Ciò ha permesso, per la prima volta in Italia, di attivare un monitoraggio digitale su campo, capace di garantire, non solo il rispetto delle metodologie e procedure, ma soprattutto di sistematizzare in maniera sicura, omogenea e confrontabile, il valore certificato del dato in sede dei 5 capofila dei progetti di sistema (hub locali) di validare i dati e trasmetterli al Nnb secondo standard condivisi. Il progetto per la sua rilevanza ecologica e ambientale oltre che la validata innovazione tecnologica è stato segnalato nell’ambito del “Eea survey on protected areas management in Europe”, tra le buone pratiche italiane per la Strategia Europea sulla Biodiversità 2030.

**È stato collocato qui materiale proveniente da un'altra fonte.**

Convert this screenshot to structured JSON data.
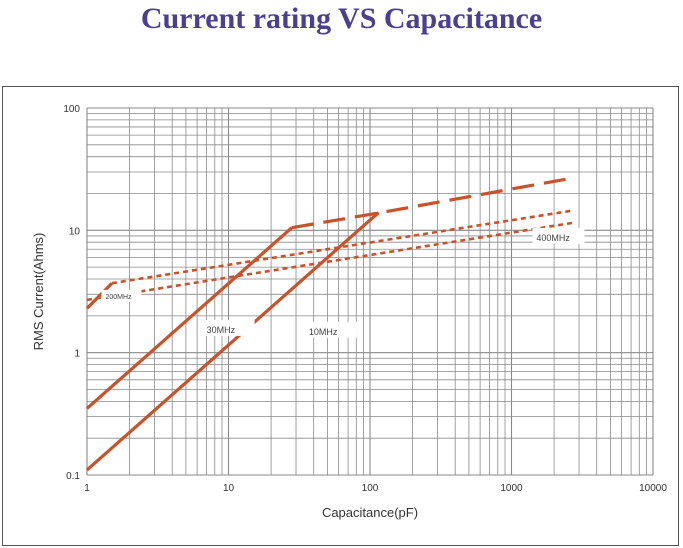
{
  "page": {
    "title": "Current rating VS Capacitance"
  },
  "chart_data": {
    "type": "line",
    "title": "Current rating VS Capacitance",
    "xlabel": "Capacitance(pF)",
    "ylabel": "RMS Current(Ahms)",
    "xscale": "log",
    "yscale": "log",
    "xlim": [
      1,
      10000
    ],
    "ylim": [
      0.1,
      100
    ],
    "grid": true,
    "x_ticks": [
      1,
      10,
      100,
      1000,
      10000
    ],
    "x_tick_labels": [
      "1",
      "10",
      "100",
      "1000",
      "10000"
    ],
    "y_ticks": [
      0.1,
      1,
      10,
      100
    ],
    "y_tick_labels": [
      "0.1",
      "1",
      "10",
      "100"
    ],
    "line_color": "#c8522a",
    "grid_color": "#8a8a8a",
    "series": [
      {
        "name": "30MHz",
        "style": "solid",
        "points": [
          [
            1,
            0.35
          ],
          [
            28,
            10.5
          ]
        ]
      },
      {
        "name": "30MHz",
        "style": "dashed",
        "points": [
          [
            28,
            10.5
          ],
          [
            120,
            14
          ],
          [
            2800,
            27
          ]
        ]
      },
      {
        "name": "10MHz",
        "style": "solid",
        "points": [
          [
            1,
            0.11
          ],
          [
            115,
            14
          ]
        ]
      },
      {
        "name": "200MHz",
        "style": "solid",
        "points": [
          [
            1,
            2.3
          ],
          [
            1.5,
            3.7
          ]
        ]
      },
      {
        "name": "400MHz",
        "style": "dotted",
        "points": [
          [
            1.5,
            3.7
          ],
          [
            2700,
            14.5
          ]
        ]
      },
      {
        "name": "200MHz",
        "style": "dotted",
        "points": [
          [
            1,
            2.7
          ],
          [
            2700,
            11.5
          ]
        ]
      }
    ],
    "annotations": [
      {
        "text": "400MHz",
        "x": 1500,
        "y": 8.2
      },
      {
        "text": "200MHz",
        "x": 1.35,
        "y": 2.75
      },
      {
        "text": "30MHz",
        "x": 7.0,
        "y": 1.45
      },
      {
        "text": "10MHz",
        "x": 37,
        "y": 1.4
      }
    ]
  }
}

Tutto questo è stato possibile grazie ad una fondamentale volontà e capacità di fare sistema tra Aree protette aderenti, insieme con le migliori esperienze nazionali[3], attraverso l’approccio dei nuovi modelli di gestione amministrativa dei partenariati speciali (pubblico/privati) in materia di capitale naturale, già sperimentati nel Pnrr in attuazione del comma 3 dell’art.151 del codice dei contratti pubblici (D.Lgs 50/2016) e, più recentemente, nel Fondo complementare del Pnrr per i Parchi nazionali del Gran Sasso e dei Sibillini. Tale approccio è finalizzato ad assicurare la fruizione del patrimonio culturale della nazione e a favorire altresì la ricerca scientifica applicata e, attraverso apposite circolari e disposizioni ministeriali (Mite), potrebbe dare un’ulteriore spinta a fare rete nelle Aree protette per la conoscenza evolutiva della biodiversità e degli ecosistemi.

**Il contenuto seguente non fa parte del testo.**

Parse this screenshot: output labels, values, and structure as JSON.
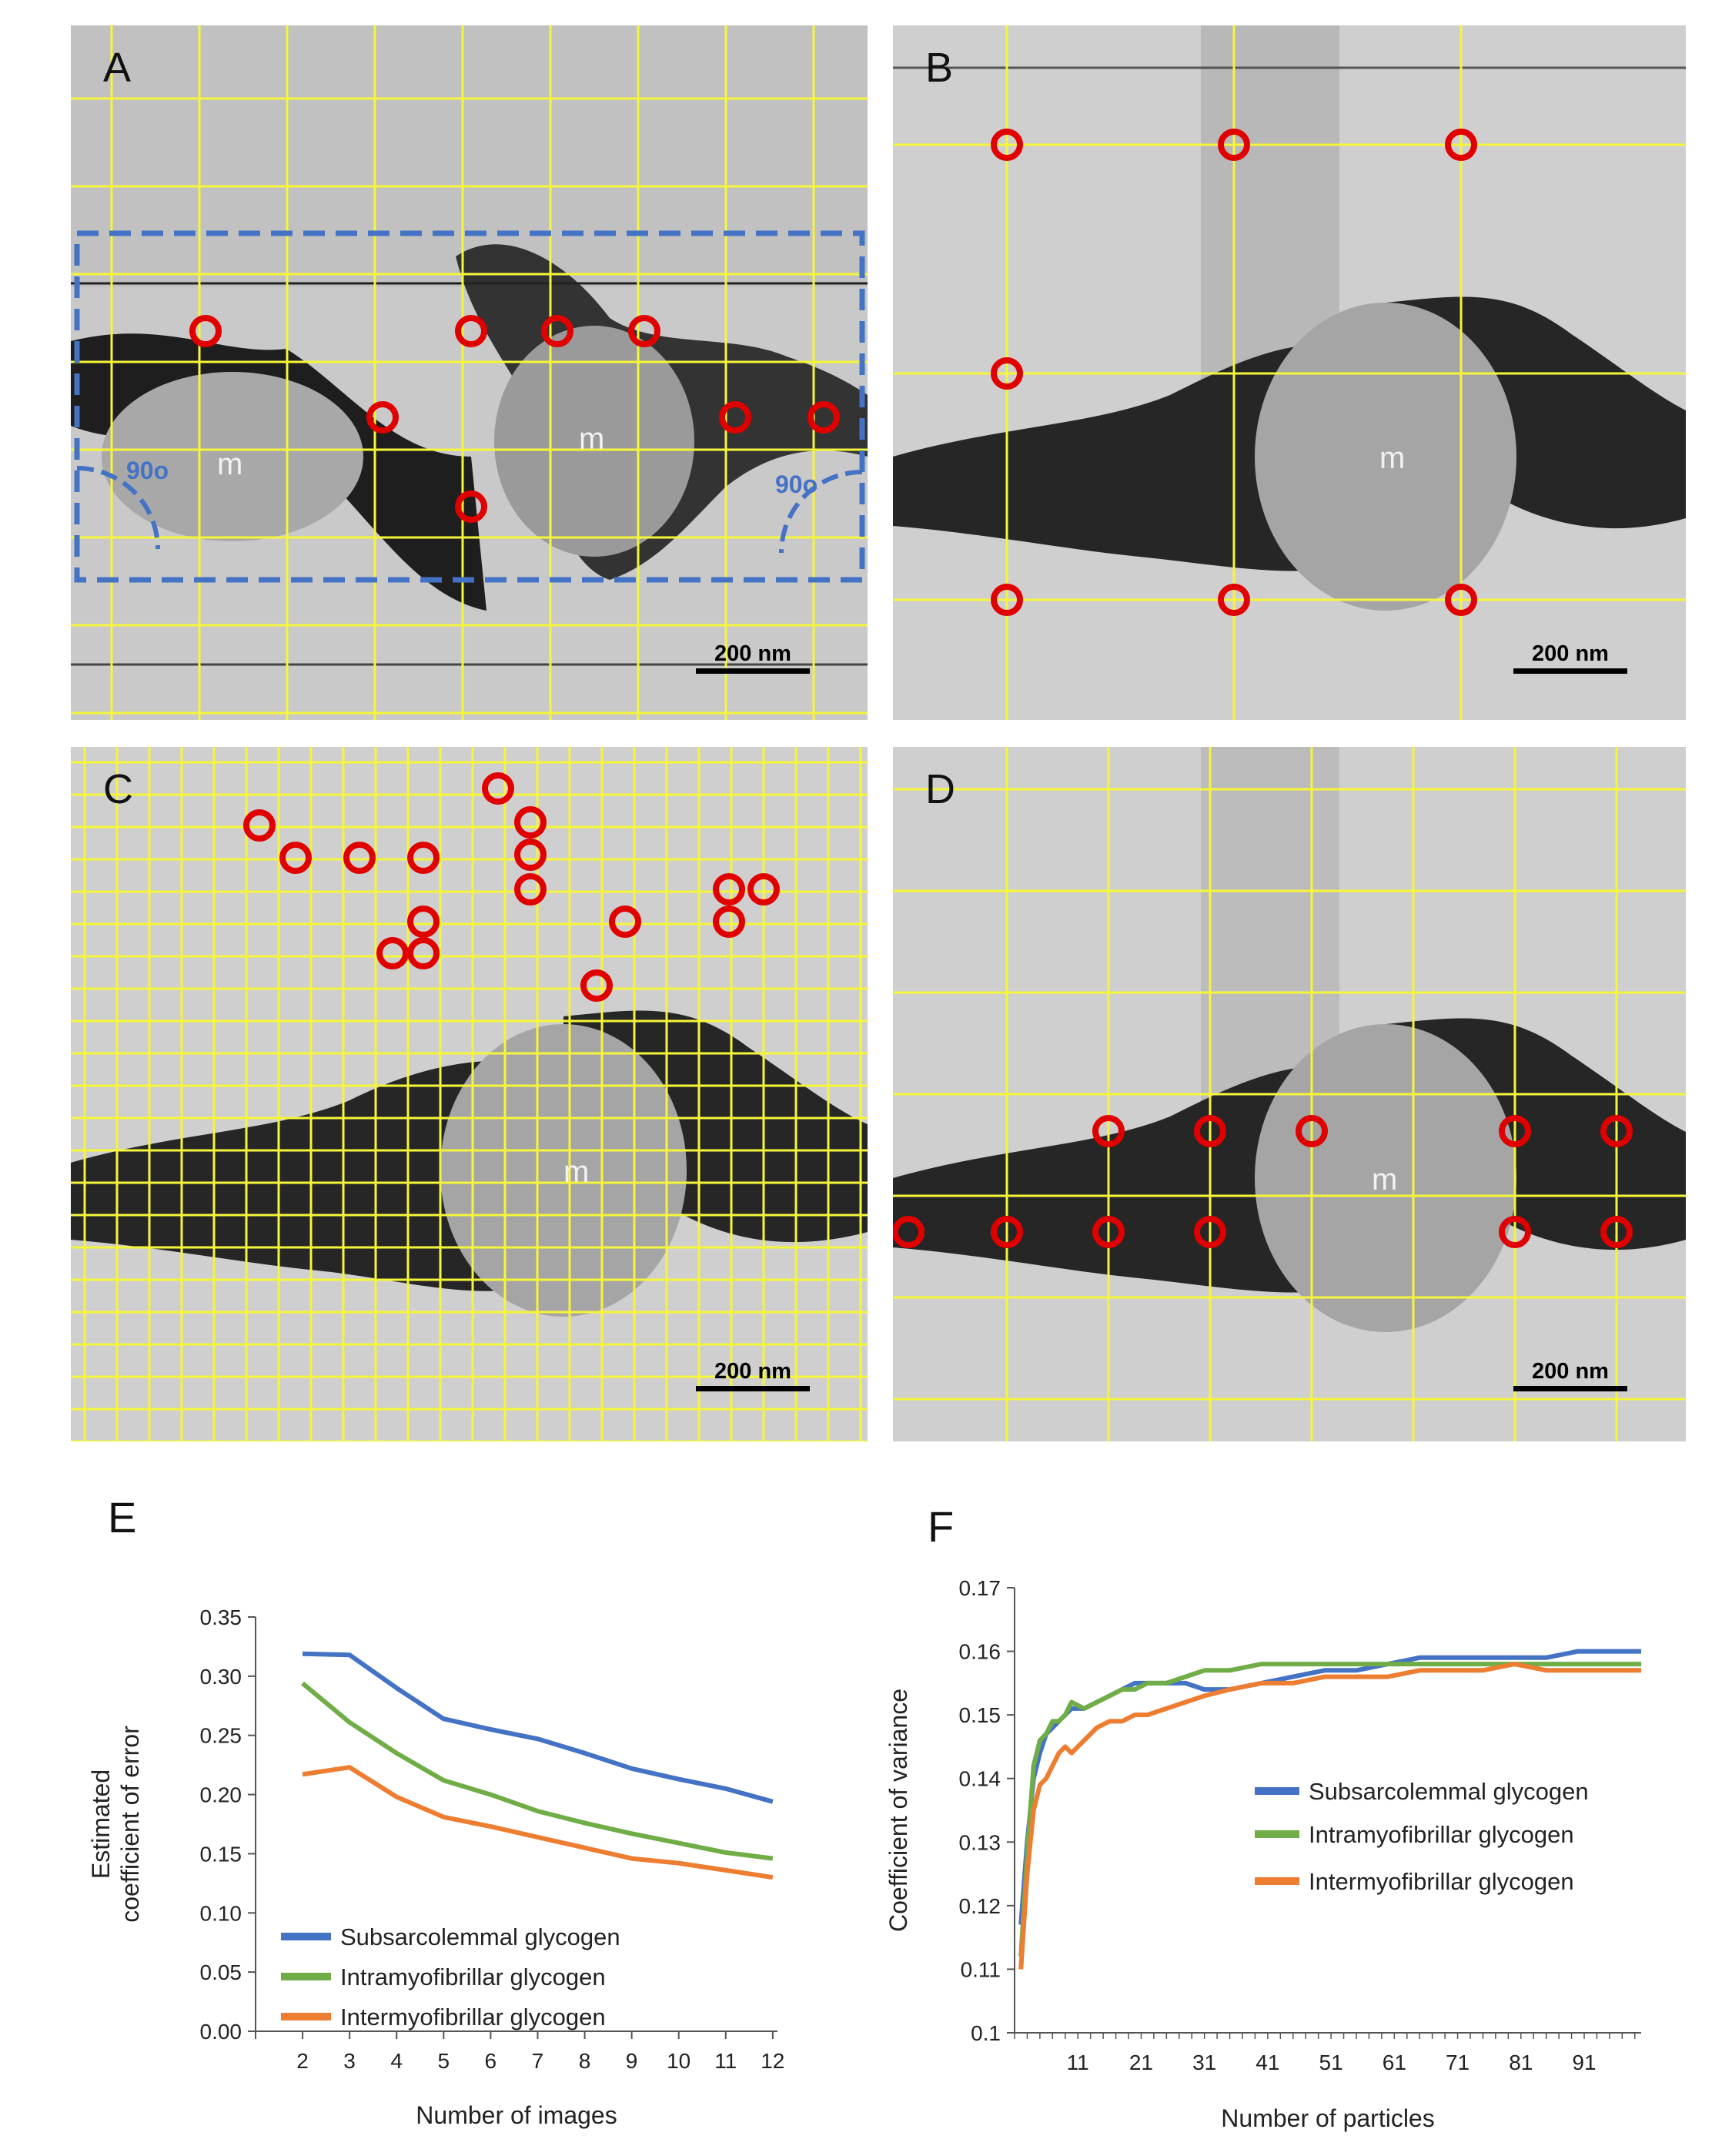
{
  "figure": {
    "panels": {
      "A": {
        "label": "A",
        "scale_bar": "200 nm",
        "m_labels": [
          "m",
          "m"
        ],
        "angle_labels": [
          "90o",
          "90o"
        ]
      },
      "B": {
        "label": "B",
        "scale_bar": "200 nm",
        "m_labels": [
          "m"
        ]
      },
      "C": {
        "label": "C",
        "scale_bar": "200 nm",
        "m_labels": [
          "m"
        ]
      },
      "D": {
        "label": "D",
        "scale_bar": "200 nm",
        "m_labels": [
          "m"
        ]
      }
    },
    "colors": {
      "grid": "#f5f53a",
      "marker": "#e00000",
      "outline": "#4472c4",
      "subsarcolemmal": "#4472c4",
      "intramyofibrillar": "#70ad47",
      "intermyofibrillar": "#ed7d31"
    }
  },
  "chart_data": [
    {
      "panel": "E",
      "type": "line",
      "title": "",
      "xlabel": "Number of images",
      "ylabel_lines": [
        "Estimated",
        "coefficient of error"
      ],
      "categories": [
        "2",
        "3",
        "4",
        "5",
        "6",
        "7",
        "8",
        "9",
        "10",
        "11",
        "12"
      ],
      "ylim": [
        0,
        0.35
      ],
      "yticks": [
        "0.00",
        "0.05",
        "0.10",
        "0.15",
        "0.20",
        "0.25",
        "0.30",
        "0.35"
      ],
      "ytick_values": [
        0,
        0.05,
        0.1,
        0.15,
        0.2,
        0.25,
        0.3,
        0.35
      ],
      "legend_position": "bottom-left",
      "series": [
        {
          "name": "Subsarcolemmal glycogen",
          "color": "#4472c4",
          "values": [
            0.319,
            0.318,
            0.29,
            0.264,
            0.255,
            0.247,
            0.235,
            0.222,
            0.213,
            0.205,
            0.194
          ]
        },
        {
          "name": "Intramyofibrillar glycogen",
          "color": "#70ad47",
          "values": [
            0.294,
            0.261,
            0.235,
            0.212,
            0.2,
            0.186,
            0.176,
            0.167,
            0.159,
            0.151,
            0.146
          ]
        },
        {
          "name": "Intermyofibrillar glycogen",
          "color": "#ed7d31",
          "values": [
            0.217,
            0.223,
            0.198,
            0.181,
            0.173,
            0.164,
            0.155,
            0.146,
            0.142,
            0.136,
            0.13
          ]
        }
      ]
    },
    {
      "panel": "F",
      "type": "line",
      "title": "",
      "xlabel": "Number of particles",
      "ylabel": "Coefficient of variance",
      "xlim": [
        1,
        100
      ],
      "xticks": [
        "11",
        "21",
        "31",
        "41",
        "51",
        "61",
        "71",
        "81",
        "91"
      ],
      "xtick_values": [
        11,
        21,
        31,
        41,
        51,
        61,
        71,
        81,
        91
      ],
      "ylim": [
        0.1,
        0.17
      ],
      "yticks": [
        "0.1",
        "0.11",
        "0.12",
        "0.13",
        "0.14",
        "0.15",
        "0.16",
        "0.17"
      ],
      "ytick_values": [
        0.1,
        0.11,
        0.12,
        0.13,
        0.14,
        0.15,
        0.16,
        0.17
      ],
      "legend_position": "center-right",
      "series": [
        {
          "name": "Subsarcolemmal glycogen",
          "color": "#4472c4",
          "x": [
            2,
            3,
            4,
            5,
            6,
            7,
            8,
            9,
            10,
            12,
            14,
            16,
            18,
            20,
            22,
            25,
            28,
            31,
            35,
            40,
            45,
            50,
            55,
            60,
            65,
            70,
            75,
            80,
            85,
            90,
            95,
            100
          ],
          "y": [
            0.117,
            0.13,
            0.14,
            0.144,
            0.147,
            0.148,
            0.149,
            0.15,
            0.151,
            0.151,
            0.152,
            0.153,
            0.154,
            0.155,
            0.155,
            0.155,
            0.155,
            0.154,
            0.154,
            0.155,
            0.156,
            0.157,
            0.157,
            0.158,
            0.159,
            0.159,
            0.159,
            0.159,
            0.159,
            0.16,
            0.16,
            0.16
          ]
        },
        {
          "name": "Intramyofibrillar glycogen",
          "color": "#70ad47",
          "x": [
            2,
            3,
            4,
            5,
            6,
            7,
            8,
            9,
            10,
            12,
            14,
            16,
            18,
            20,
            22,
            25,
            28,
            31,
            35,
            40,
            45,
            50,
            55,
            60,
            65,
            70,
            75,
            80,
            85,
            90,
            95,
            100
          ],
          "y": [
            0.112,
            0.128,
            0.142,
            0.146,
            0.147,
            0.149,
            0.149,
            0.15,
            0.152,
            0.151,
            0.152,
            0.153,
            0.154,
            0.154,
            0.155,
            0.155,
            0.156,
            0.157,
            0.157,
            0.158,
            0.158,
            0.158,
            0.158,
            0.158,
            0.158,
            0.158,
            0.158,
            0.158,
            0.158,
            0.158,
            0.158,
            0.158
          ]
        },
        {
          "name": "Intermyofibrillar glycogen",
          "color": "#ed7d31",
          "x": [
            2,
            3,
            4,
            5,
            6,
            7,
            8,
            9,
            10,
            12,
            14,
            16,
            18,
            20,
            22,
            25,
            28,
            31,
            35,
            40,
            45,
            50,
            55,
            60,
            65,
            70,
            75,
            80,
            85,
            90,
            95,
            100
          ],
          "y": [
            0.11,
            0.125,
            0.135,
            0.139,
            0.14,
            0.142,
            0.144,
            0.145,
            0.144,
            0.146,
            0.148,
            0.149,
            0.149,
            0.15,
            0.15,
            0.151,
            0.152,
            0.153,
            0.154,
            0.155,
            0.155,
            0.156,
            0.156,
            0.156,
            0.157,
            0.157,
            0.157,
            0.158,
            0.157,
            0.157,
            0.157,
            0.157
          ]
        }
      ]
    }
  ]
}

Questi sono, infatti, fattori fondamentali nei processi delle dinamiche ambientali (anche indotte

dall’uomo come i cambiamenti climatici) per le quali è necessario comprendere che operare con e per la tutela della natura richiede flessibilità, semplificazione e azione condivisa e partecipata tra chi opera a livello centrale e chi sui territori, al fine di attuare gli ambiziosi obiettivi della Strategia europea sulla biodiversità 2030, così come dei Programmi del “Next generation Eu”, rafforzando ed attuando quei programmi nazionali e politiche di sistema di cui all’art.1bis della legge quadro sulle Aree protette n. 394/91, oltre che dell’art.4 della stessa legge quadro sul “Programma triennale per le aree naturali protette”.

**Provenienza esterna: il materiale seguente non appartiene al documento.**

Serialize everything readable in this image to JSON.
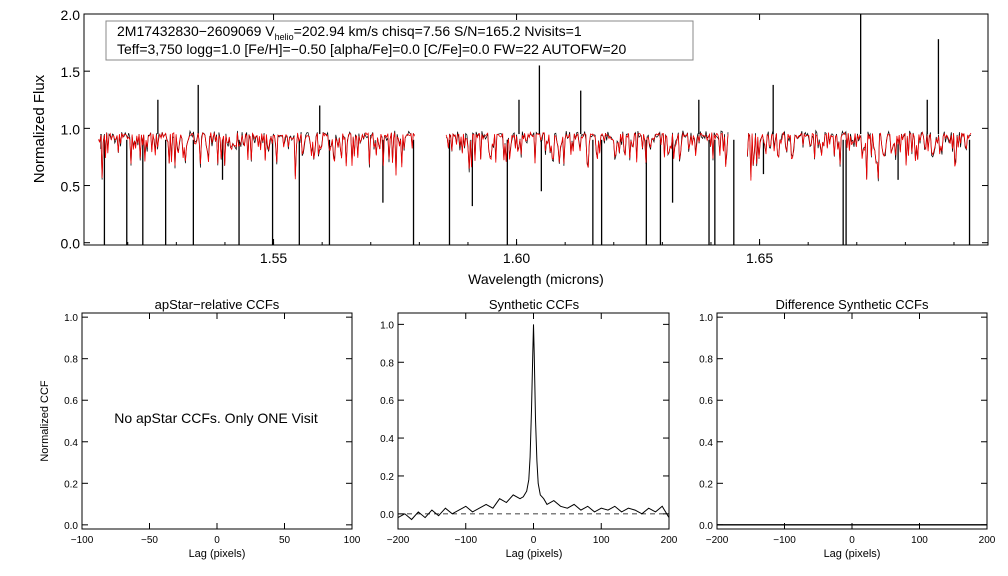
{
  "colors": {
    "background": "#ffffff",
    "observed": "#000000",
    "model": "#ee0000",
    "axis": "#000000"
  },
  "chart_data": [
    {
      "type": "line",
      "panel": "spectrum",
      "title": "",
      "xlabel": "Wavelength (microns)",
      "ylabel": "Normalized Flux",
      "xlim": [
        1.511,
        1.697
      ],
      "ylim": [
        -0.02,
        2.0
      ],
      "x_ticks": [
        "1.55",
        "1.60",
        "1.65"
      ],
      "x_tick_values": [
        1.55,
        1.6,
        1.65
      ],
      "y_ticks": [
        "0.0",
        "0.5",
        "1.0",
        "1.5",
        "2.0"
      ],
      "y_tick_values": [
        0.0,
        0.5,
        1.0,
        1.5,
        2.0
      ],
      "info_box": {
        "line1_prefix": "2M17432830−2609069  V",
        "line1_sub": "helio",
        "line1_suffix": "=202.94 km/s  chisq=7.56  S/N=165.2  Nvisits=1",
        "line2": "Teff=3,750 logg=1.0 [Fe/H]=−0.50 [alpha/Fe]=0.0 [C/Fe]=0.0 FW=22 AUTOFW=20"
      },
      "chips": [
        [
          1.514,
          1.579
        ],
        [
          1.5855,
          1.6435
        ],
        [
          1.6475,
          1.6935
        ]
      ],
      "continuum": 0.95,
      "series": [],
      "emission_lines": [
        {
          "x": 1.5145,
          "y": 0.82
        },
        {
          "x": 1.5345,
          "y": 1.38
        },
        {
          "x": 1.5262,
          "y": 1.25
        },
        {
          "x": 1.5595,
          "y": 1.2
        },
        {
          "x": 1.6005,
          "y": 1.25
        },
        {
          "x": 1.6047,
          "y": 1.55
        },
        {
          "x": 1.6132,
          "y": 1.33
        },
        {
          "x": 1.6375,
          "y": 1.25
        },
        {
          "x": 1.6528,
          "y": 1.38
        },
        {
          "x": 1.6708,
          "y": 2.0
        },
        {
          "x": 1.6868,
          "y": 1.78
        },
        {
          "x": 1.6845,
          "y": 1.25
        }
      ],
      "absorption_lines": [
        {
          "x": 1.5152,
          "y": -0.02
        },
        {
          "x": 1.5198,
          "y": -0.02
        },
        {
          "x": 1.5231,
          "y": -0.02
        },
        {
          "x": 1.5278,
          "y": -0.02
        },
        {
          "x": 1.5335,
          "y": -0.02
        },
        {
          "x": 1.5395,
          "y": 0.55
        },
        {
          "x": 1.5429,
          "y": -0.02
        },
        {
          "x": 1.5498,
          "y": -0.02
        },
        {
          "x": 1.5553,
          "y": -0.02
        },
        {
          "x": 1.5615,
          "y": -0.02
        },
        {
          "x": 1.5725,
          "y": 0.35
        },
        {
          "x": 1.5788,
          "y": -0.02
        },
        {
          "x": 1.5862,
          "y": -0.02
        },
        {
          "x": 1.5909,
          "y": 0.32
        },
        {
          "x": 1.5981,
          "y": -0.02
        },
        {
          "x": 1.6051,
          "y": 0.45
        },
        {
          "x": 1.6157,
          "y": -0.02
        },
        {
          "x": 1.6175,
          "y": -0.02
        },
        {
          "x": 1.6267,
          "y": -0.02
        },
        {
          "x": 1.6296,
          "y": -0.02
        },
        {
          "x": 1.6321,
          "y": 0.35
        },
        {
          "x": 1.6396,
          "y": -0.02
        },
        {
          "x": 1.6408,
          "y": -0.02
        },
        {
          "x": 1.6447,
          "y": -0.02
        },
        {
          "x": 1.6508,
          "y": 0.6
        },
        {
          "x": 1.6672,
          "y": -0.02
        },
        {
          "x": 1.6678,
          "y": -0.02
        },
        {
          "x": 1.6785,
          "y": 0.55
        },
        {
          "x": 1.6932,
          "y": -0.02
        }
      ]
    },
    {
      "type": "line",
      "panel": "apstar-ccf",
      "title": "apStar−relative CCFs",
      "xlabel": "Lag (pixels)",
      "ylabel": "Normalized CCF",
      "xlim": [
        -100,
        100
      ],
      "ylim": [
        -0.02,
        1.02
      ],
      "x_ticks": [
        "−100",
        "−50",
        "0",
        "50",
        "100"
      ],
      "x_tick_values": [
        -100,
        -50,
        0,
        50,
        100
      ],
      "y_ticks": [
        "0.0",
        "0.2",
        "0.4",
        "0.6",
        "0.8",
        "1.0"
      ],
      "y_tick_values": [
        0,
        0.2,
        0.4,
        0.6,
        0.8,
        1.0
      ],
      "annotation": "No apStar CCFs.  Only ONE Visit",
      "series": []
    },
    {
      "type": "line",
      "panel": "synthetic-ccf",
      "title": "Synthetic CCFs",
      "xlabel": "Lag (pixels)",
      "ylabel": "",
      "xlim": [
        -200,
        200
      ],
      "ylim": [
        -0.08,
        1.06
      ],
      "x_ticks": [
        "−200",
        "−100",
        "0",
        "100",
        "200"
      ],
      "x_tick_values": [
        -200,
        -100,
        0,
        100,
        200
      ],
      "y_ticks": [
        "0.0",
        "0.2",
        "0.4",
        "0.6",
        "0.8",
        "1.0"
      ],
      "y_tick_values": [
        0,
        0.2,
        0.4,
        0.6,
        0.8,
        1.0
      ],
      "zero_line": true,
      "series": [
        {
          "x": [
            -200,
            -190,
            -180,
            -170,
            -160,
            -150,
            -140,
            -130,
            -120,
            -110,
            -100,
            -90,
            -80,
            -70,
            -60,
            -50,
            -40,
            -30,
            -20,
            -15,
            -10,
            -7,
            -5,
            -3,
            -1,
            0,
            1,
            3,
            5,
            7,
            10,
            15,
            20,
            30,
            40,
            50,
            60,
            70,
            80,
            90,
            100,
            110,
            120,
            130,
            140,
            150,
            160,
            170,
            180,
            190,
            200
          ],
          "values": [
            -0.02,
            0.0,
            -0.03,
            0.01,
            -0.02,
            0.02,
            -0.01,
            0.03,
            0.0,
            0.02,
            0.04,
            0.01,
            0.03,
            0.05,
            0.03,
            0.08,
            0.06,
            0.1,
            0.08,
            0.09,
            0.12,
            0.18,
            0.3,
            0.55,
            0.85,
            1.0,
            0.85,
            0.5,
            0.28,
            0.16,
            0.1,
            0.08,
            0.05,
            0.07,
            0.04,
            0.03,
            0.05,
            0.02,
            0.04,
            0.01,
            0.03,
            0.02,
            0.04,
            0.01,
            0.03,
            0.02,
            0.0,
            0.03,
            0.01,
            0.04,
            -0.02
          ]
        }
      ]
    },
    {
      "type": "line",
      "panel": "difference-ccf",
      "title": "Difference Synthetic CCFs",
      "xlabel": "Lag (pixels)",
      "ylabel": "",
      "xlim": [
        -200,
        200
      ],
      "ylim": [
        -0.02,
        1.02
      ],
      "x_ticks": [
        "−200",
        "−100",
        "0",
        "100",
        "200"
      ],
      "x_tick_values": [
        -200,
        -100,
        0,
        100,
        200
      ],
      "y_ticks": [
        "0.0",
        "0.2",
        "0.4",
        "0.6",
        "0.8",
        "1.0"
      ],
      "y_tick_values": [
        0,
        0.2,
        0.4,
        0.6,
        0.8,
        1.0
      ],
      "series": [
        {
          "x": [
            -200,
            200
          ],
          "values": [
            0.0,
            0.0
          ]
        }
      ]
    }
  ]
}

L’obiettivo è di rendere sempre più concreta ed operativa quella leale cooperazione istituzionale, per le sfide che le Aree protette italiane affrontano già ora, con difficoltà gestionale ed amministrativa, ma con altrettanta passione e amore per la natura.

NOTE

  1. Direttiva n. 16925 del 5.03.2020 della Direzione per il patrimonio aturalistico del Mite
  2. Direttiva n. 25347 del 08.04.2020, della Direzione per il patrimonio naturalistico (ex Mattm)
  3. Un ringraziamento particolare, per i risultati sempre più significativi ed utili al sistema di raccolta dati per settori strategici per la conoscenza, la tutela e conservazioni di specie ed habitat vitali per la nostra stessa esistenza, alla direzione generale del Patrimonio naturalistico e del mare del Mite, alla sezione Aree protette, pianificazione e gestione del territorio e del paesaggio di Ispra, al gruppo di lavoro Unito, ai colleghi ed operatori di tutti i Parchi nazionali italiani  aderenti e partecipanti alla sperimentazione, a tutto lo staff del Parco dell’ Alta Murgia che ha permesso di mettere in  campo la sfida del progetto di sistema (Si.Ra.D.I.) con il prestigioso e autorevole gruppo di lavoro coordinato da  Fondazione per lo viluppo sostenibile con Unife e Digistone srl/Digital Innovators.